Zinc can be used both topically and internally, and it comes in many forms. When it’s used topically, it’s often in the form of zinc oxide or zinc pyrithione. Zinc oxide and zinc pyrithione may be applied to the skin in the form of pastes, creams, or ointments. These topical formulas are often used to minimize or prevent sunburn, diaper rash, and other skin conditions.
In addition to the two types of zinc mentioned above, there are many other forms of zinc. Let’s talk about these different forms and how they can benefit you.
Chelated zinc is zinc that’s attached to another substance to make it more bioavailable. Chelated zinc is preferred over non-chelated zinc because it’s easier for the body to absorb. If you want to optimize zinc absorption when taking zinc tablets or supplements, here are a few common types of chelated zinc to try:
- Zinc Citrate: This is one of the most common forms of zinc found in dietary supplements and is considered by many people to be the best zinc supplement form. This type of zinc is combined with citric acid and is water-soluble. Oral zinc citrate has a great taste and is a good form to take for immune system health.
- Zinc Acetate: Zinc acetate is produced by combining acetic acid with zinc. It’s recommended that you take zinc acetate lozenges when you first begin experiencing cold symptoms (preferably within the first 24 hours of symptom onset). Taking zinc acetate during the initial symptoms of sickness could increase your rate of recovery substantially.

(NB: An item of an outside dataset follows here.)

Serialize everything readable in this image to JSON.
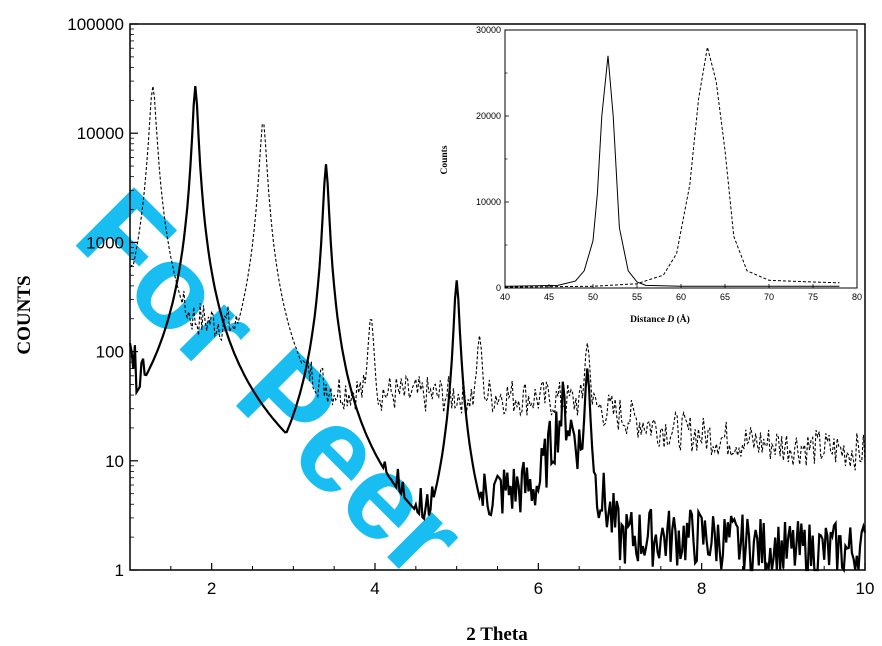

- Zinc Orotate: This form of zinc is bound to orotic acid. It is readily absorbed by the body and is a popular form of supplemental zinc.
- Zinc Gluconate: It may sound strange, but zinc gluconate is created by fermenting glucose. Zinc gluconate has a long shelf life, which is why it is commonly put into over-the-counter supplements.
- Zinc Picolinate: zinc picolinate is combined with picolinic acid (from tryptophan). Zinc picolinate is commonly used to prevent or treat zinc deficiency.
- Zinc Monomethionine: This form of zinc is bound to methionine (an amino acid). Because methionine is the most readily absorbed amino acid by the body, it is thought that zinc monomethionine may be the most readily absorbed form of zinc.
- Zinc Bisglycinate: This is another form of chelated zinc and is well-tolerated by most people. It’s comprised of two glycine molecules and one zinc molecule. Like other forms of zinc, it can support the immune system.
- Zinc Glycinate: Zinc glycinate is a combination of zinc and glycine (an amino acid). Zinc glycinate supports a variety of neurological and immune functions in the body.
Since the human body doesn’t easily digest zinc, it’s wise to choose zinc lozenges or zinc supplements that contain one or more of the above forms of chelated zinc.
Though they are not as bioavailable to your body as chelated types, the following inorganic forms of zinc can also be found in some zinc supplements:
- Zinc Oxide: This form of zinc is often used in topical zinc products for skin health. Zinc oxide is also sometimes taken as an oral supplement, but it is much less bioavailable than chelated forms of zinc.
- Zinc Sulfate: This is an inorganic, water-soluble form of zinc. It may cause stomach irritation and is not frequently recommended for internal use.
Zinc products can combat illness in a variety of ways. While some types are designed to be taken internally in the form of zinc supplements, others can help the body in other ways (such as zinc nasal spray for congestion and nasal infections).